I could hear Alice tearfully but triumphantly indicating to the two magistrates who would commit me, how much my case resembled not only her grandfather's but also that queer old aunt's, who first thought she was being eaten by cockroaches and then that all her family were cockroaches and so tried to extirpate the gargantuan pests by throwing quicklime in their faces. She would add no end of confirmatory details—my queer, secretive ways, my morbid distaste for talk, my little rules for having my things just so and for not being intruded on. I could see Dr. Jones nodding his head approvingly; giving some silly, impressive Greek name to every bit of behavior which Alice retailed. I was, of course, an acute case of agoraphobia, in an advanced condition of schizophrenia. That taste for honey? Oh, that was conclusive—oncoming G.P.I. They always have a morbid appetite for carbohydrates, especially for the sugars. No safer symptom. A typical paresia-seizure in the bathroom. A spinal puncture must be made at once. A stiff dose of one of the arsenical compounds—dangerous, of course, but might save us (not
me
, please note) from worse things. The patient (of course I had already lost any personality, let alone rights) ought to be put under the heat treatment without delay. Keep him at a temperature of 105° for some time and his sanity might return. No, he couldn't take any responsibility if the patient was left at large.
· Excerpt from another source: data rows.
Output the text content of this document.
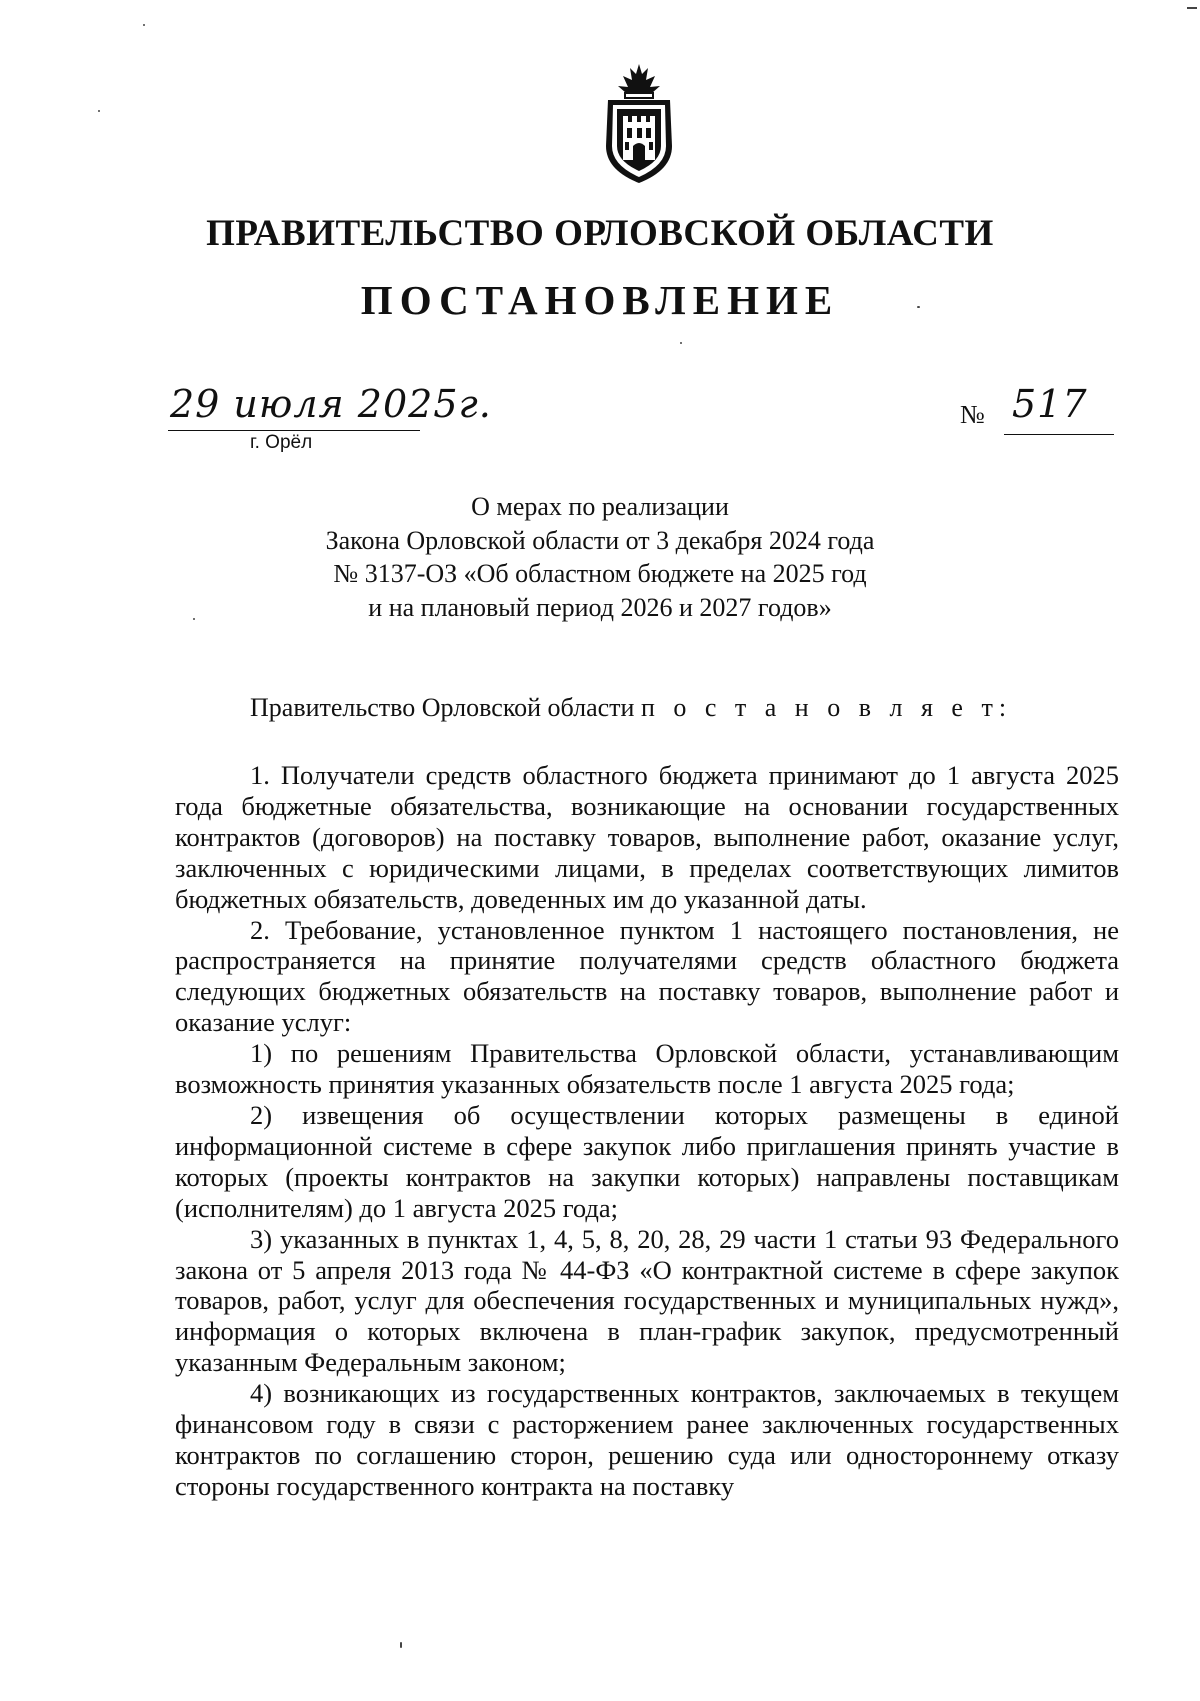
ПРАВИТЕЛЬСТВО ОРЛОВСКОЙ ОБЛАСТИ
ПОСТАНОВЛЕНИЕ
29 июля 2025г.
г. Орёл
№ 517
О мерах по реализации
Закона Орловской области от 3 декабря 2024 года
№ 3137-ОЗ «Об областном бюджете на 2025 год
и на плановый период 2026 и 2027 годов»
Правительство Орловской области п о с т а н о в л я е т:

1. Получатели средств областного бюджета принимают до 1 августа 2025 года бюджетные обязательства, возникающие на основании государственных контрактов (договоров) на поставку товаров, выполнение работ, оказание услуг, заключенных с юридическими лицами, в пределах соответствующих лимитов бюджетных обязательств, доведенных им до указанной даты.

2. Требование, установленное пунктом 1 настоящего постановления, не распространяется на принятие получателями средств областного бюджета следующих бюджетных обязательств на поставку товаров, выполнение работ и оказание услуг:

1) по решениям Правительства Орловской области, устанавливающим возможность принятия указанных обязательств после 1 августа 2025 года;

2) извещения об осуществлении которых размещены в единой информационной системе в сфере закупок либо приглашения принять участие в которых (проекты контрактов на закупки которых) направлены поставщикам (исполнителям) до 1 августа 2025 года;

3) указанных в пунктах 1, 4, 5, 8, 20, 28, 29 части 1 статьи 93 Федерального закона от 5 апреля 2013 года № 44-ФЗ «О контрактной системе в сфере закупок товаров, работ, услуг для обеспечения государственных и муниципальных нужд», информация о которых включена в план-график закупок, предусмотренный указанным Федеральным законом;

4) возникающих из государственных контрактов, заключаемых в текущем финансовом году в связи с расторжением ранее заключенных государственных контрактов по соглашению сторон, решению суда или одностороннему отказу стороны государственного контракта на поставку
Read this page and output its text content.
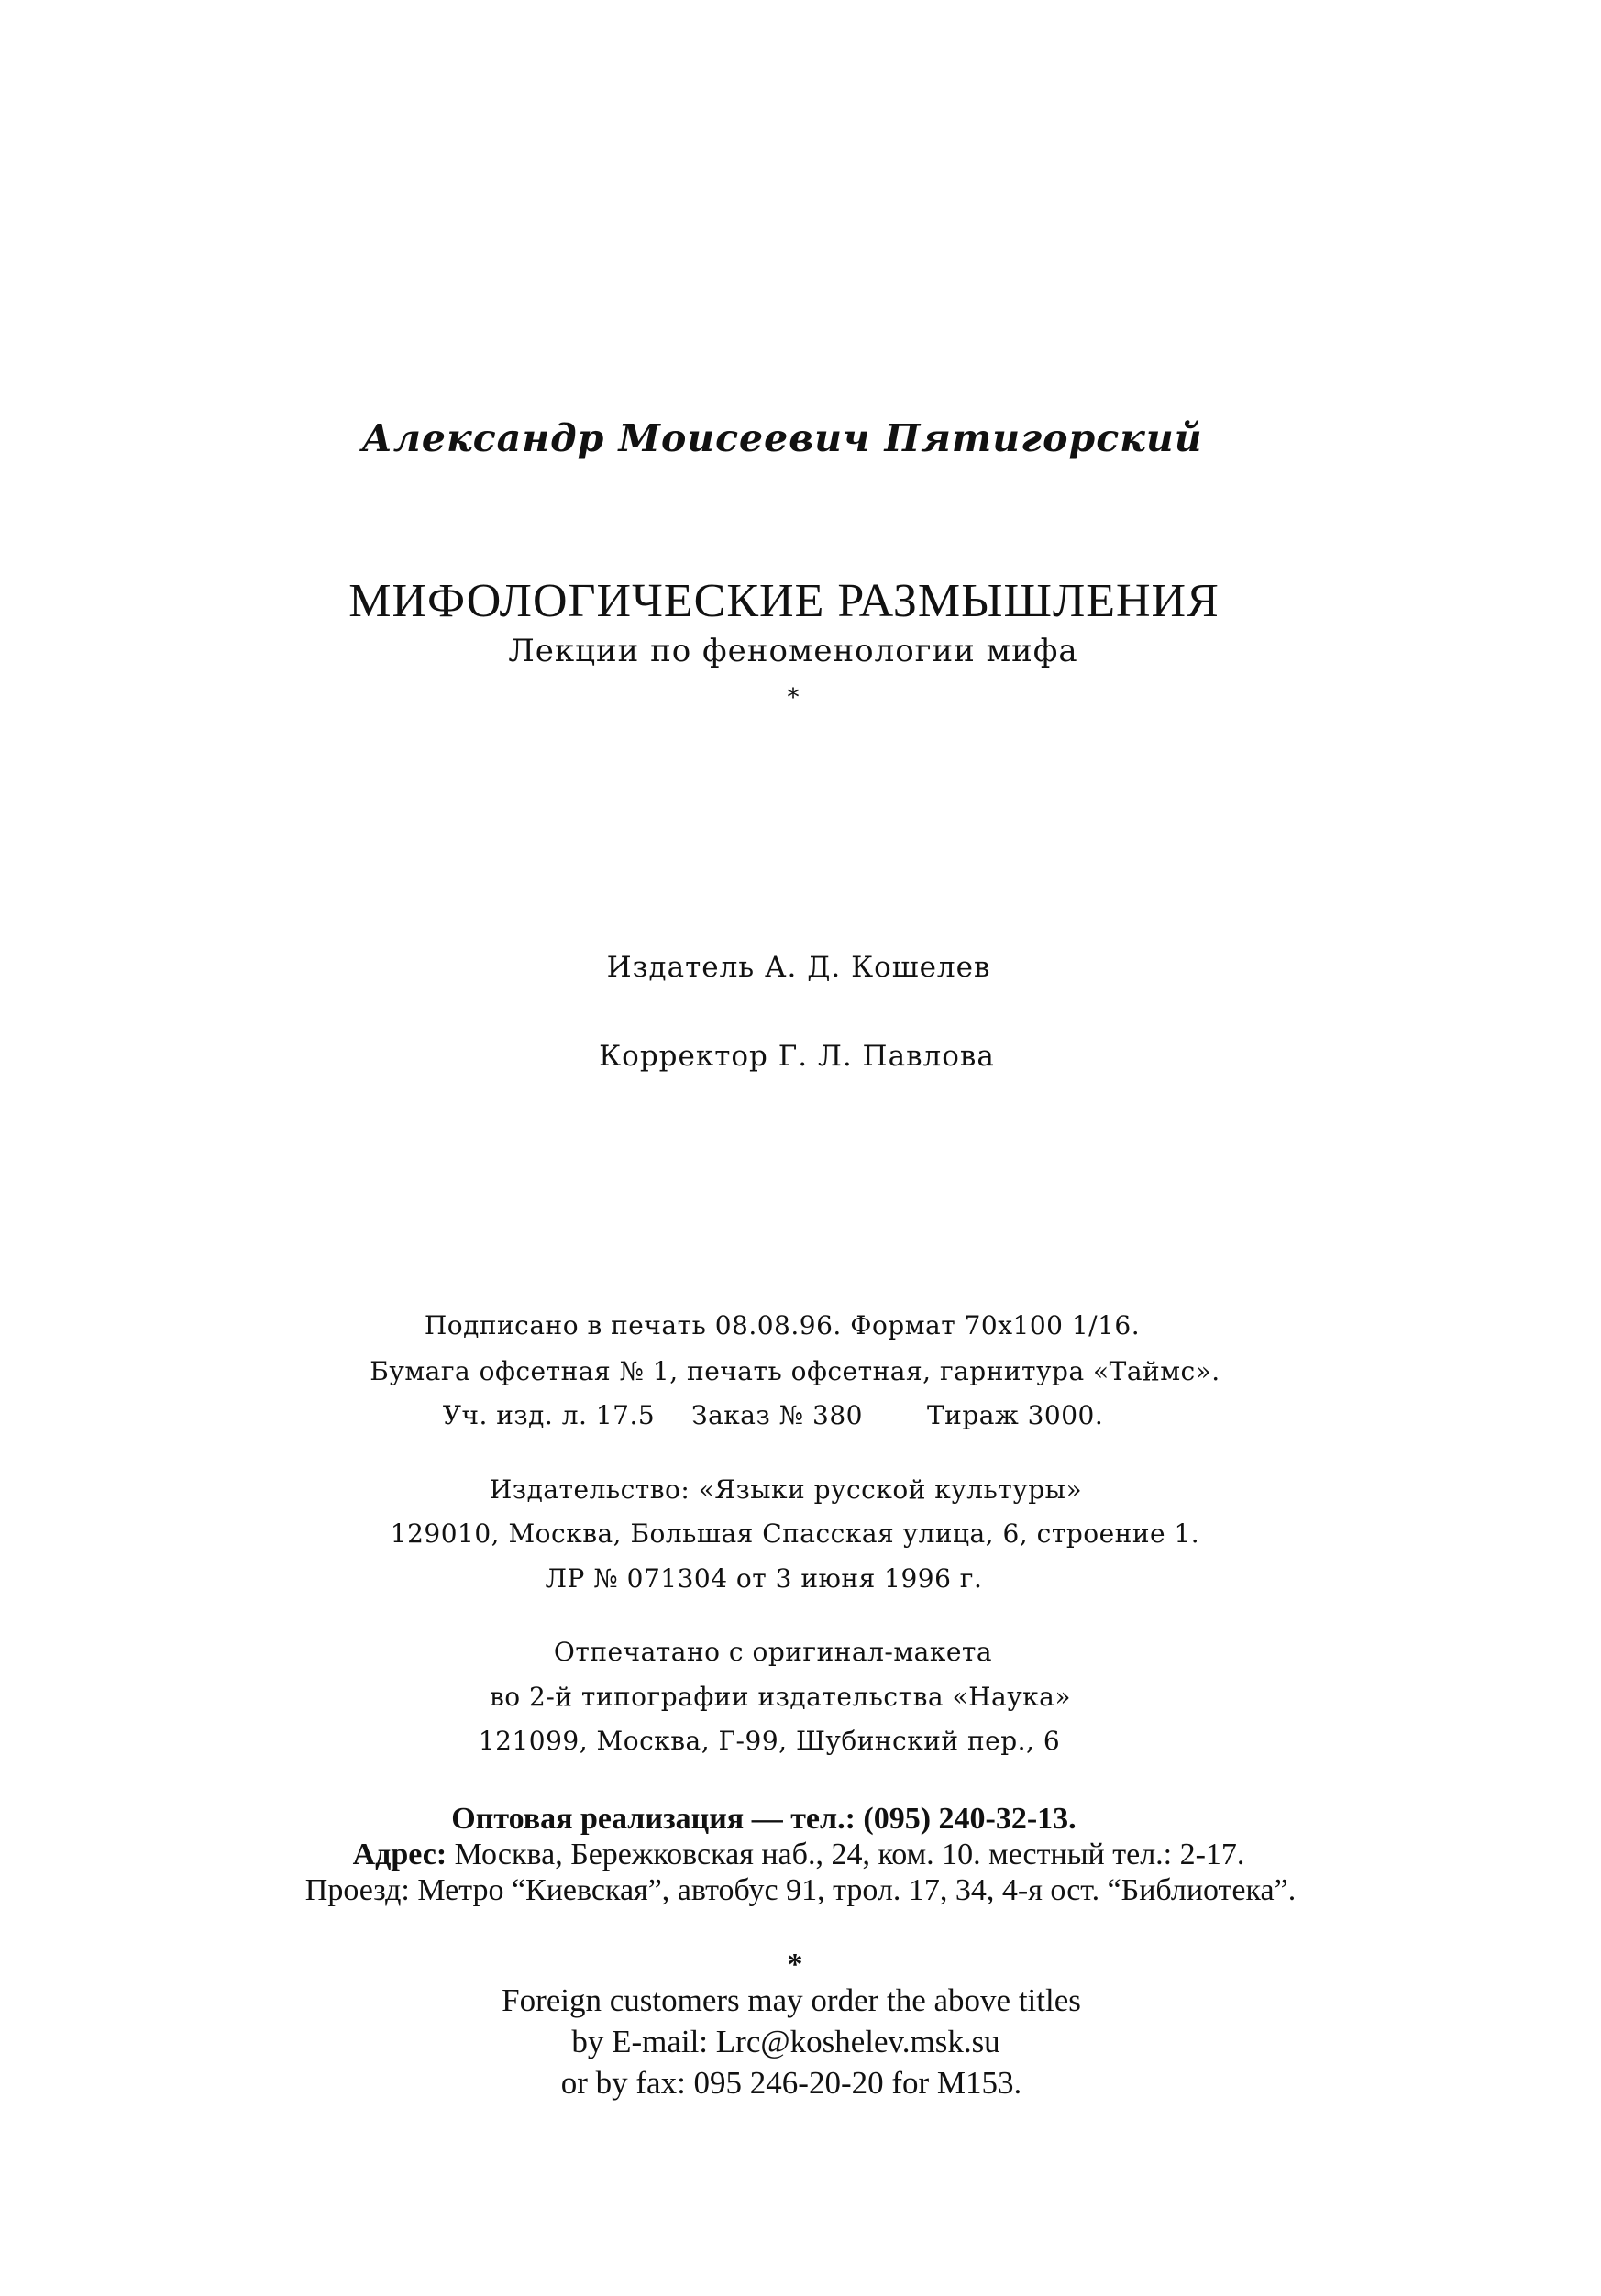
Александр Моисеевич Пятигорский
МИФОЛОГИЧЕСКИЕ РАЗМЫШЛЕНИЯ
Лекции по феноменологии мифа
*
Издатель А. Д. Кошелев
Корректор Г. Л. Павлова
Подписано в печать 08.08.96. Формат 70x100 1/16.
Бумага офсетная № 1, печать офсетная, гарнитура «Таймс».
Уч. изд. л. 17.5 Заказ № 380	Тираж 3000.
Издательство: «Языки русской культуры»
129010, Москва, Большая Спасская улица, 6, строение 1.
ЛР № 071304 от 3 июня 1996 г.
Отпечатано с оригинал-макета
во 2-й типографии издательства «Наука»
121099, Москва, Г-99, Шубинский пер., 6
Оптовая реализация — тел.: (095) 240-32-13.
Адрес: Москва, Бережковская наб., 24, ком. 10. местный тел.: 2-17.
Проезд: Метро “Киевская”, автобус 91, трол. 17, 34, 4-я ост. “Библиотека”.
*
Foreign customers may order the above titles
by E-mail: Lrc@koshelev.msk.su
or by fax: 095 246-20-20 for M153.
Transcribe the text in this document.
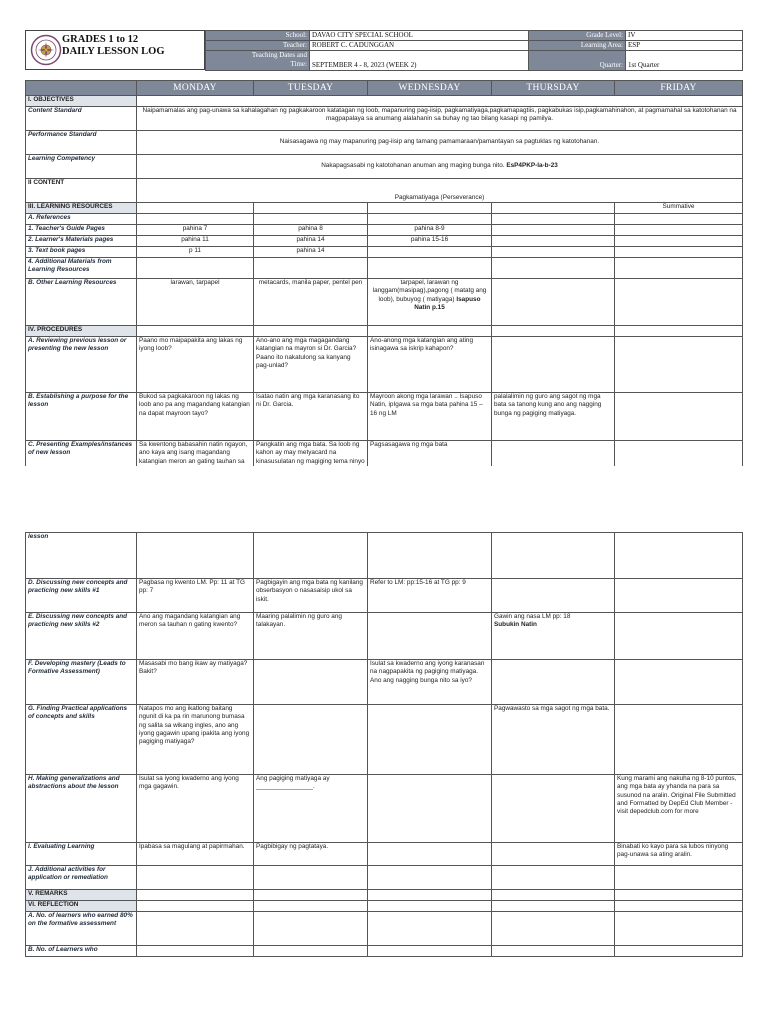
GRADES 1 to 12
DAILY LESSON LOG
School:	DAVAO CITY SPECIAL SCHOOL	Grade Level:	IV
Teacher:	ROBERT C. CADUNGGAN	Learning Area:	ESP

Teaching Dates and
Time:	SEPTEMBER 4 - 8, 2023 (WEEK 2)	Quarter:	1st Quarter
	MONDAY	TUESDAY	WEDNESDAY	THURSDAY	FRIDAY
I. OBJECTIVES					
Content Standard	Naipamamalas ang pag-unawa sa kahalagahan ng pagkakaroon katatagan ng loob, mapanuring pag-iisip, pagkamatiyaga,pagkamapagtiis, pagkabukas isip,pagkamahinahon, at pagmamahal sa katotohanan na magpapalaya sa anumang alalahanin sa buhay ng tao bilang kasapi ng pamilya.				
Performance Standard	Naisasagawa ng may mapanuring pag-iisip ang tamang pamamaraan/pamantayan sa pagtuklas ng katotohanan.				
Learning Competency	Nakapagsasabi ng katotohanan anuman ang maging bunga nito. EsP4PKP-Ia-b-23				
II CONTENT	Pagkamatiyaga (Perseverance)				
III. LEARNING RESOURCES					Summative
A. References					
1. Teacher's Guide Pages	pahina 7	pahina 8	pahina 8-9		
2. Learner's Materials pages	pahina 11	pahina 14	pahina 15-16		
3. Text book pages	p 11	pahina 14			
4. Additional Materials from Learning Resources					
B. Other Learning Resources	larawan, tarpapel	metacards, manila paper, pentel pen	tarpapel, larawan ng langgam(masipag),pagong ( matatg ang loob), bubuyog ( matiyaga) Isapuso Natin p.15		
IV. PROCEDURES					
A. Reviewing previous lesson or presenting the new lesson	Paano mo maipapakita ang lakas ng iyong loob?	Ano-ano ang mga magagandang katangian na mayron si Dr. Garcia? Paano ito nakatulong sa kanyang pag-unlad?	Ano-anong mga katangian ang ating isinagawa sa iskrip kahapon?		
B. Establishing a purpose for the lesson	Bukod sa pagkakaroon ng lakas ng loob ano pa ang magandang katangian na dapat mayroon tayo?	Isatao natin ang mga karanasang ito ni Dr. Garcia.	Mayroon akong mga larawan .. Isapuso Natin, ipIgawa sa mga bata pahina 15 – 16 ng LM	palalalimin ng guro ang sagot ng mga bata sa tanong kung ano ang nagging bunga ng pagiging matiyaga.	
C. Presenting Examples/instances of new lesson	Sa kwentong babasahin natin ngayon, ano kaya ang isang magandang katangian meron an gating tauhan sa	Pangkatin ang mga bata. Sa loob ng kahon ay may metyacard na kinasusulatan ng magiging tema ninyo	Pagsasagawa ng mga bata		
lesson					
D. Discussing new concepts and practicing new skills #1	Pagbasa ng kwento LM. Pp: 11 at TG pp: 7	Pagbigayin ang mga bata ng kanilang obserbasyon o nasasaisip ukol sa iskit.	Refer to LM: pp:15-16 at TG pp: 9		
E. Discussing new concepts and practicing new skills #2	Ano ang magandang katangian ang meron sa tauhan n gating kwento?	Maaring palalimin ng guro ang talakayan.		Gawin ang nasa LM pp: 18
Subukin Natin	
F. Developing mastery (Leads to Formative Assessment)	Masasabi mo bang ikaw ay matiyaga?Bakit?		Isulat sa kwaderno ang iyong karanasan na nagpapakita ng pagiging matiyaga. Ano ang nagging bunga nito sa iyo?		
G. Finding Practical applications of concepts and skills	Natapos mo ang ikatlong baitang ngunit di ka pa rin marunong bumasa ng salita sa wikang ingles, ano ang iyong gagawin upang ipakita ang iyong pagiging matiyaga?			Pagwawasto sa mga sagot ng mga bata.	
H. Making generalizations and abstractions about the lesson	Isulat sa iyong kwaderno ang iyong mga gagawin.	Ang pagiging matiyaga ay ________________.			Kung marami ang nakuha ng 8-10 puntos, ang mga bata ay yhanda na para sa susunod na aralin. Original File Submitted and Formatted by DepEd Club Member - visit depedclub.com for more
I. Evaluating Learning	Ipabasa sa magulang at papirmahan.	Pagbibigay ng pagtataya.			Binabati ko kayo para sa lubos ninyong pag-unawa sa ating aralin.
J. Additional activities for application or remediation					
V. REMARKS					
VI. REFLECTION					
A. No. of learners who earned 80% on the formative assessment					
B. No. of Learners who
I saw myself made the most awful of convicts in a moment by these four well-meaning nincompoops. I saw myself taken off in a closed car, holding onto my self-control, knowing I was being watched as a certified madman and every move or remark I made being immediately interpreted as confirming my lunacy. I saw us arrive at that abominably misnamed place, the asylum, no refuge but the one place the sane must dread with an almost insane terror. I saw myself taken in charge, I who had always resented and avoided and lived to escape the slightest control or authority or being managed. I saw myself holding on ever more tremblingly to my last shreds of independence and self-mastery. I saw the quiet, convincing conviction in every face round me that I was mad and was only an incurably deranged machine dumped in this junk-house of broken minds. I saw myself making my last stand, saying to myself, “Well, they shall not have a shred of excuse for thinking I'm in the slightest way different from any of their stupid selves, too stupid to be mad!”